R is for Relationships

     One of my dictionary sources (dictionary.com) gives four definitions for “relationship.”  The noun, in a general sense means “a connection, association, or involvement.” That’s pretty broad and it encompasses the remaining three definitions of “relationships” which are a blood/marriage, emotional, or sexual connection/association/involvement. The term came into being in the mid 1700’s.

     I began this blog, naming it “Romance Righter” for two major reasons: 1) blatant self-promotion for my romance novels (truth in advertising!) and 2) because I’ve always been told that I can see with clarity into interactions among people. Lots of folks have asked for my advice and insights. Never shy, I gladly give my opinions! This blog provides a forum for that as does Twitter where I am @RomanceRighter.

     I enjoy people, and I am a happy camper myself. I wish for others to have that stability in relationships that allow me to flourish--not just survive--not just be happy. But my life with family and friends encourages me to flourish.

     I wrote about flourish earlier this month, so you know that’s important to me.

     I see so many people settling for less in relationships than they deserve for a variety of reasons--fear of loneliness, fear of never being loved, fear that they don’t deserve happiness, fear of the other person, and any number of other negative reasons to keep someone close to them.

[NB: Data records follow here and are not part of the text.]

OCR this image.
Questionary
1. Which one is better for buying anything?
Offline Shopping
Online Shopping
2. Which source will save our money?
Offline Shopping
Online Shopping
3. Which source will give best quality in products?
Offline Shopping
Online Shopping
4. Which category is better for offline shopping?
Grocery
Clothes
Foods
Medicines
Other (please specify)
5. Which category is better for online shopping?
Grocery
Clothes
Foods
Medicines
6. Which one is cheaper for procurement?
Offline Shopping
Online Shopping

     Baloney! I hope through this column and @RomanceRighter to help others see they should grab for stable relationships that are mutually beneficial.

     Thus the quiz yesterday. Sure it was meant for fun. Mostly. But if you found yourself with a bunch of “yes” responses, I hope you examine your relationship in light of the patterns you saw. What areas do you need to work on? When is it time to call it quits instead of throwing good energy after bad?

     Everyone deserves healthy relationships in their lives--family, friends, lovers. It doesn’t matter. If yours aren’t healthy, divest yourself of the negative ones and search for the positive ones.

     Look for a relationship with someone who makes you better than you were, makes you feel better about yourself. And someone for whom you do the same.